She-VC"More needs to be done regarding female founders"
"More needs to be done regarding female founders"
Renana Ashkenazi, General Partner at Grove Ventures, considers herself a semiconductor girl who found her way into the venture capital industry by mistake. This is her story of success
Renana Ashkenazi, General Partner at Grove Ventures, believes that, as an investor, you can't judge women and men under the same light, carefully stating “often, women sound different then your typical male founder. You can't judge them for that. I see it most in their projections. When you're an investor you buffer what you hear so that if a founder says they will make $10 million ARR in two years then, in your head, you crop that by a third and add a few years. I often noticed that female founders do that math for me.”
Ashkenazi joined Grove ventures approximately five years ago following a “professional crush” between her and Dov Moran (inventor of the USB memory stick). “I was asked by one of my current partners if I wanted to meet him (Moran). In my world he was like Beyonce, I was a semiconductor girl.” Moran then offered her a position as principal at Grove. “I was debating it, I was comfortable. However, when Dov Moran asks you to come and work with him you say yes. I thought to myself, 'worst case I will go back in two years', that was five years ago."

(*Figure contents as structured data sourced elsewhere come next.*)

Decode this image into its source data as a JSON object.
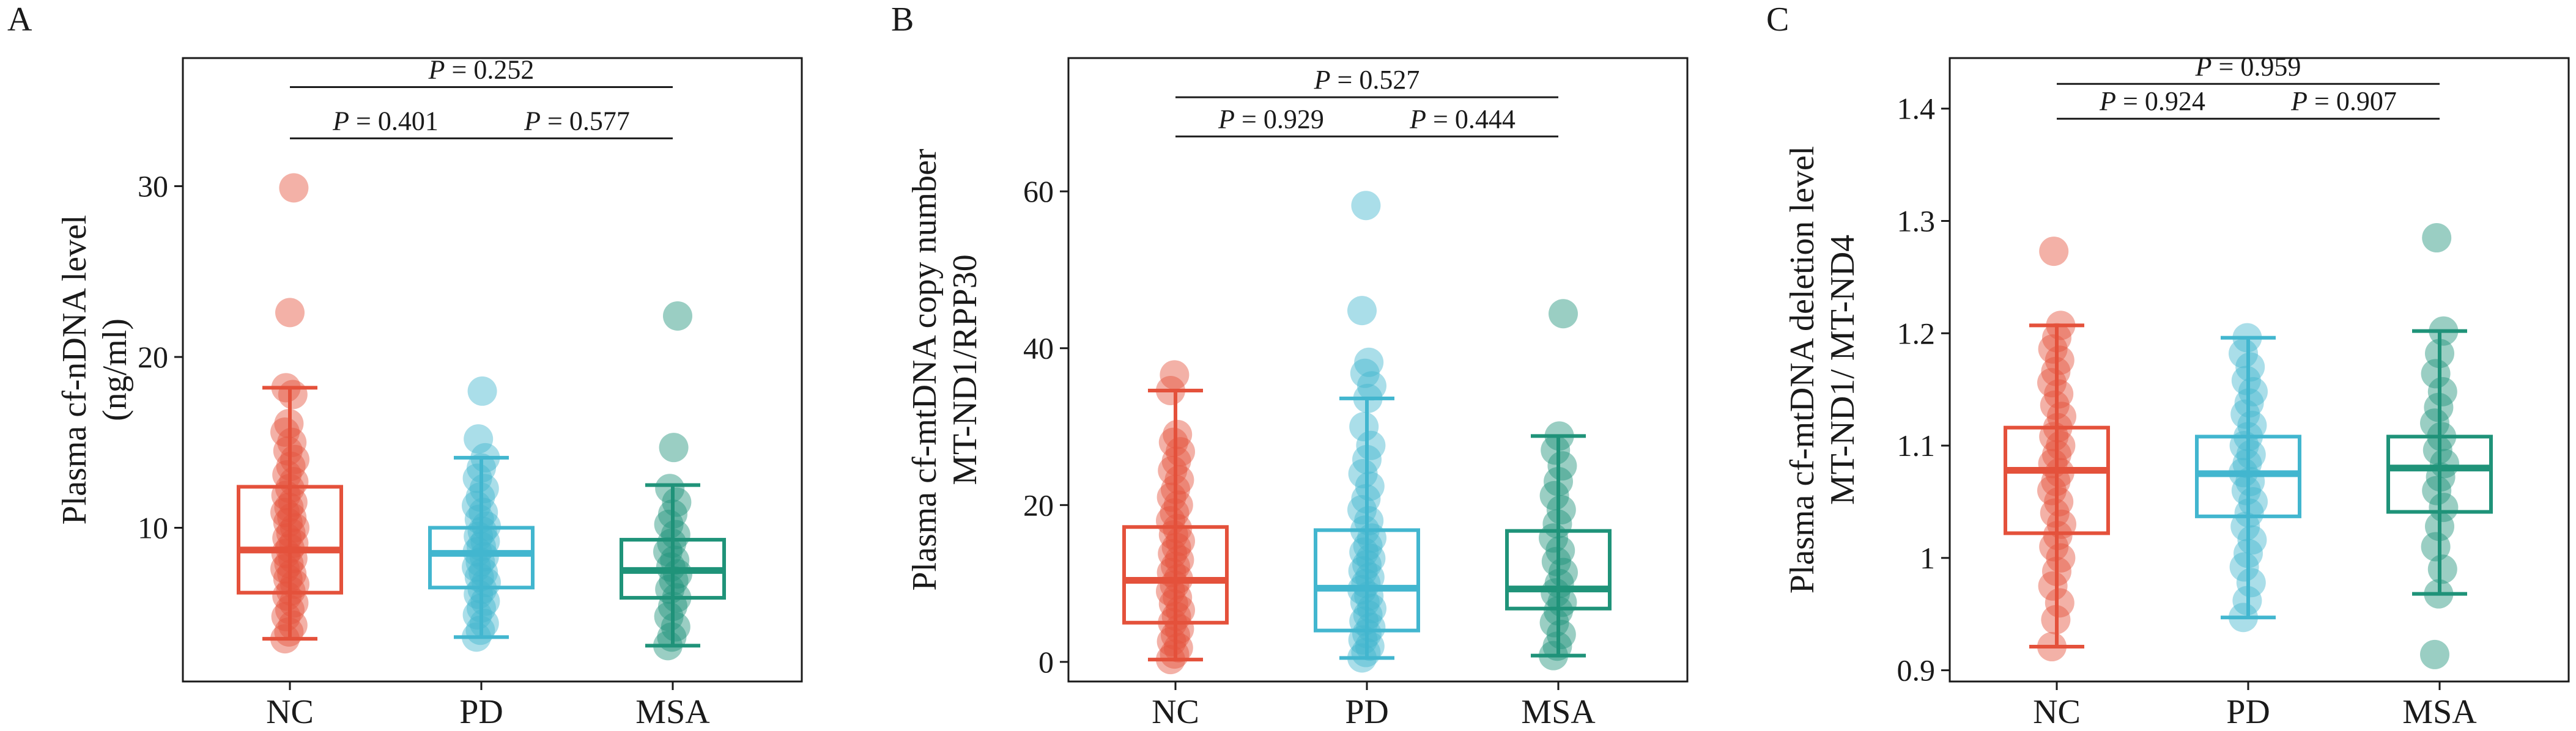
{
  "chart_data": [
    {
      "panel": "A",
      "type": "box",
      "ylabel": [
        "Plasma cf-nDNA level",
        "(ng/ml)"
      ],
      "ylim": [
        1,
        37.5
      ],
      "yticks": [
        10,
        20,
        30
      ],
      "categories": [
        "NC",
        "PD",
        "MSA"
      ],
      "groups": [
        {
          "name": "NC",
          "color": "#e4513b",
          "q1": 6.2,
          "median": 8.7,
          "q3": 12.4,
          "whisker_low": 3.5,
          "whisker_high": 18.2,
          "points": [
            3.5,
            3.9,
            4.3,
            4.8,
            5.2,
            5.6,
            6.0,
            6.3,
            6.7,
            7.0,
            7.3,
            7.6,
            7.9,
            8.2,
            8.5,
            8.8,
            9.1,
            9.4,
            9.7,
            10.0,
            10.3,
            10.6,
            10.9,
            11.2,
            11.5,
            11.9,
            12.3,
            12.7,
            13.1,
            13.6,
            14.0,
            14.5,
            15.0,
            15.6,
            16.1,
            17.8,
            18.2,
            22.6,
            29.9
          ]
        },
        {
          "name": "PD",
          "color": "#42b6cf",
          "q1": 6.5,
          "median": 8.5,
          "q3": 10.0,
          "whisker_low": 3.6,
          "whisker_high": 14.1,
          "points": [
            3.6,
            4.0,
            4.4,
            4.9,
            5.3,
            5.7,
            6.1,
            6.4,
            6.8,
            7.1,
            7.4,
            7.7,
            8.0,
            8.3,
            8.6,
            8.9,
            9.2,
            9.5,
            9.8,
            10.1,
            10.5,
            10.9,
            11.3,
            11.8,
            12.3,
            12.9,
            13.5,
            14.1,
            15.2,
            18.0
          ]
        },
        {
          "name": "MSA",
          "color": "#1f9379",
          "q1": 5.9,
          "median": 7.5,
          "q3": 9.3,
          "whisker_low": 3.1,
          "whisker_high": 12.5,
          "points": [
            3.1,
            3.6,
            4.2,
            4.8,
            5.4,
            5.9,
            6.4,
            6.9,
            7.3,
            7.7,
            8.1,
            8.6,
            9.1,
            9.6,
            10.2,
            10.8,
            11.5,
            12.3,
            14.7,
            22.4
          ]
        }
      ],
      "comparisons": [
        {
          "groups": [
            "NC",
            "MSA"
          ],
          "p_label": "P",
          "p_value": "= 0.252",
          "y": 35.8
        },
        {
          "groups": [
            "NC",
            "PD"
          ],
          "p_label": "P",
          "p_value": "= 0.401",
          "y": 32.8
        },
        {
          "groups": [
            "PD",
            "MSA"
          ],
          "p_label": "P",
          "p_value": "= 0.577",
          "y": 32.8
        }
      ]
    },
    {
      "panel": "B",
      "type": "box",
      "ylabel": [
        "Plasma cf-mtDNA copy number",
        "MT-ND1/RPP30"
      ],
      "ylim": [
        -2.5,
        77
      ],
      "yticks": [
        0,
        20,
        40,
        60
      ],
      "categories": [
        "NC",
        "PD",
        "MSA"
      ],
      "groups": [
        {
          "name": "NC",
          "color": "#e4513b",
          "q1": 5.0,
          "median": 10.4,
          "q3": 17.2,
          "whisker_low": 0.3,
          "whisker_high": 34.6,
          "points": [
            0.3,
            1.0,
            1.8,
            2.6,
            3.4,
            4.2,
            5.0,
            5.8,
            6.6,
            7.4,
            8.2,
            9.0,
            9.8,
            10.6,
            11.4,
            12.2,
            13.0,
            13.8,
            14.6,
            15.4,
            16.2,
            17.0,
            18.0,
            19.0,
            20.0,
            21.0,
            22.0,
            23.2,
            24.4,
            25.6,
            26.8,
            28.0,
            29.0,
            34.6,
            36.6
          ]
        },
        {
          "name": "PD",
          "color": "#42b6cf",
          "q1": 4.0,
          "median": 9.4,
          "q3": 16.8,
          "whisker_low": 0.5,
          "whisker_high": 33.6,
          "points": [
            0.5,
            1.2,
            2.0,
            2.8,
            3.6,
            4.4,
            5.2,
            6.0,
            6.8,
            7.6,
            8.4,
            9.2,
            10.0,
            10.8,
            11.6,
            12.4,
            13.2,
            14.0,
            14.8,
            15.8,
            16.8,
            18.0,
            19.4,
            20.8,
            22.4,
            24.0,
            25.8,
            27.6,
            30.0,
            33.6,
            35.2,
            36.8,
            38.2,
            44.8,
            58.2
          ]
        },
        {
          "name": "MSA",
          "color": "#1f9379",
          "q1": 6.8,
          "median": 9.3,
          "q3": 16.7,
          "whisker_low": 0.8,
          "whisker_high": 28.8,
          "points": [
            0.8,
            2.0,
            3.5,
            5.0,
            6.5,
            7.6,
            8.8,
            10.0,
            11.4,
            12.8,
            14.2,
            15.8,
            17.6,
            19.4,
            21.2,
            23.0,
            25.0,
            27.0,
            28.8,
            44.4
          ]
        }
      ],
      "comparisons": [
        {
          "groups": [
            "NC",
            "MSA"
          ],
          "p_label": "P",
          "p_value": "= 0.527",
          "y": 72.0
        },
        {
          "groups": [
            "NC",
            "PD"
          ],
          "p_label": "P",
          "p_value": "= 0.929",
          "y": 67.0
        },
        {
          "groups": [
            "PD",
            "MSA"
          ],
          "p_label": "P",
          "p_value": "= 0.444",
          "y": 67.0
        }
      ]
    },
    {
      "panel": "C",
      "type": "box",
      "ylabel": [
        "Plasma cf-mtDNA deletion level",
        "MT-ND1/ MT-ND4"
      ],
      "ylim": [
        0.89,
        1.445
      ],
      "yticks": [
        0.9,
        1.0,
        1.1,
        1.2,
        1.3,
        1.4
      ],
      "categories": [
        "NC",
        "PD",
        "MSA"
      ],
      "groups": [
        {
          "name": "NC",
          "color": "#e4513b",
          "q1": 1.022,
          "median": 1.078,
          "q3": 1.116,
          "whisker_low": 0.921,
          "whisker_high": 1.207,
          "points": [
            0.921,
            0.945,
            0.96,
            0.975,
            0.988,
            1.0,
            1.01,
            1.02,
            1.03,
            1.04,
            1.05,
            1.06,
            1.068,
            1.076,
            1.084,
            1.092,
            1.1,
            1.108,
            1.116,
            1.126,
            1.136,
            1.146,
            1.156,
            1.166,
            1.176,
            1.186,
            1.196,
            1.207,
            1.273
          ]
        },
        {
          "name": "PD",
          "color": "#42b6cf",
          "q1": 1.037,
          "median": 1.075,
          "q3": 1.108,
          "whisker_low": 0.947,
          "whisker_high": 1.196,
          "points": [
            0.947,
            0.962,
            0.978,
            0.992,
            1.004,
            1.016,
            1.028,
            1.04,
            1.05,
            1.06,
            1.068,
            1.076,
            1.084,
            1.092,
            1.1,
            1.108,
            1.118,
            1.128,
            1.138,
            1.148,
            1.158,
            1.17,
            1.182,
            1.196
          ]
        },
        {
          "name": "MSA",
          "color": "#1f9379",
          "q1": 1.041,
          "median": 1.08,
          "q3": 1.108,
          "whisker_low": 0.968,
          "whisker_high": 1.202,
          "points": [
            0.914,
            0.968,
            0.99,
            1.01,
            1.028,
            1.045,
            1.06,
            1.072,
            1.084,
            1.096,
            1.108,
            1.12,
            1.134,
            1.148,
            1.164,
            1.182,
            1.202,
            1.285
          ]
        }
      ],
      "comparisons": [
        {
          "groups": [
            "NC",
            "MSA"
          ],
          "p_label": "P",
          "p_value": "= 0.959",
          "y": 1.422
        },
        {
          "groups": [
            "NC",
            "PD"
          ],
          "p_label": "P",
          "p_value": "= 0.924",
          "y": 1.391
        },
        {
          "groups": [
            "PD",
            "MSA"
          ],
          "p_label": "P",
          "p_value": "= 0.907",
          "y": 1.391
        }
      ]
    }
  ]
}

Ashkenazi’s career began at Applied Materials after she completed her service at unit 8200. After several years she left to do her Masters in Chicago in medical engineering. “I have a pattern of being a nerd. I was then managing an R&D team at the Center for Innovation and Global Health Technology. We were developing diagnostic devices for poor countries in places like Africa. Being there was very different from the high end, high tech environment I came from. We encountered things you would never encounter in the western world like the need for plastic to withstand 50 degree heat as there is no air conditioning. Also, solutions needed to come in real time. For example, you need to test a baby for HIV and provide the results immediately as they won't be coming back, you won't be able to find the baby."
CTech's She-VC series follows the stories of various female partners and senior managers in venture capital funds in Israel. Only 16% of partners in Israeli venture capital firms are women, and only 9% are investing partners. This poses a liability regarding how many female founders will be able to receive investments and it speaks to the industry as a whole.

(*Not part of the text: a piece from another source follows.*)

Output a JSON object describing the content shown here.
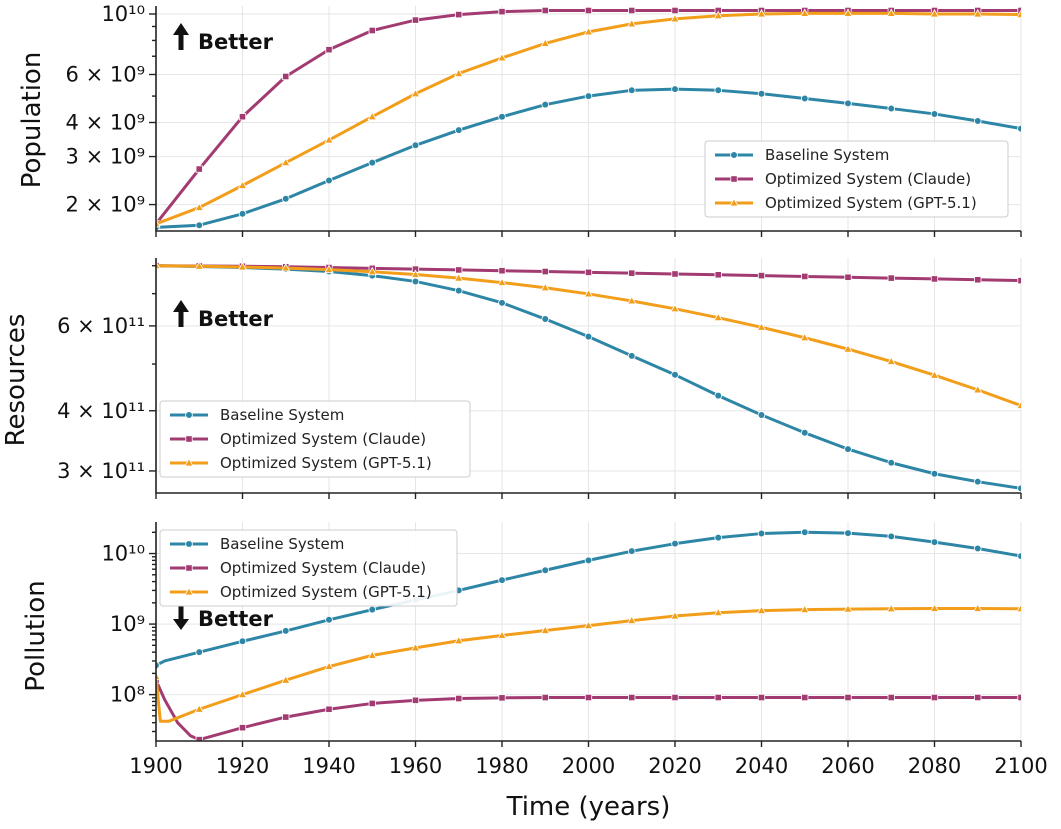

Ashkenazi then returned to Chicago and worked at a medical device company before ultimately deciding to return to Israel. “I wanted to live my life here and the longer you stay abroad the more difficult it is to come back.”

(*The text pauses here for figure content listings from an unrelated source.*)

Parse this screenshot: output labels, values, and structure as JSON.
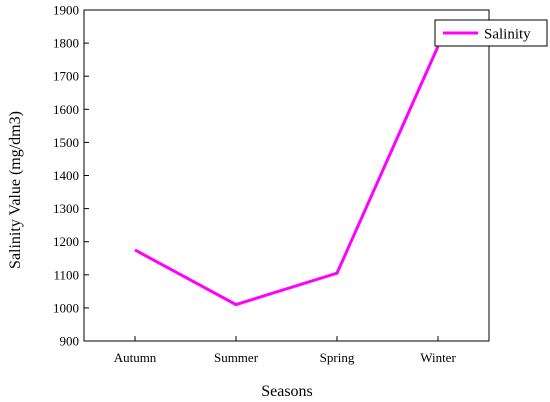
{
  "chart_data": {
    "type": "line",
    "categories": [
      "Autumn",
      "Summer",
      "Spring",
      "Winter"
    ],
    "series": [
      {
        "name": "Salinity",
        "values": [
          1175,
          1010,
          1105,
          1790
        ],
        "color": "#ff00ff"
      }
    ],
    "xlabel": "Seasons",
    "ylabel": "Salinity Value (mg/dm3)",
    "ylim": [
      900,
      1900
    ],
    "yticks": [
      900,
      1000,
      1100,
      1200,
      1300,
      1400,
      1500,
      1600,
      1700,
      1800,
      1900
    ],
    "grid": false,
    "legend_position": "top-right"
  }
}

Upon returning to Israel Ashkenazi rejoined Applied Materials until her fateful meeting with Moran, the Managing Partner at Grove.
Grove Ventures was established in 2017 and invests in early stage, disruptive startups. Their first fund was $110 million, the second $123 million, and their third fund from which they are currently investing holds $185 million. When asked how many women they have on their team Ashkenazi proudly states that almost half. But the situation at their portfolio companies isn't as good. “In managerial positions we are doing relatively well, however, regarding female founders we are way behind where we want to be. I have excuses but none of them matter. We need to do more."
As a child, Ashkenazi grew up feeling she cannot fail and she attributes that feeling mainly to her twin sister. “She is my other half. My family always made me believe I could do whatever I want. She thinks I am the best thing on the face of this earth, so from a very young age I grew up with that feeling."
When asked what tip she would offer young women looking to succeed, Ashkenazi replied: “First of all, know that you can. Then you need to put it out there. If it is only in your head then not a lot will happen. You also need to be okay with working hard for it. Don't be shy to reach out, people like to be consultants. Finally, use spell check all the time. There is nothing more off putting than when you have grammar mistakes."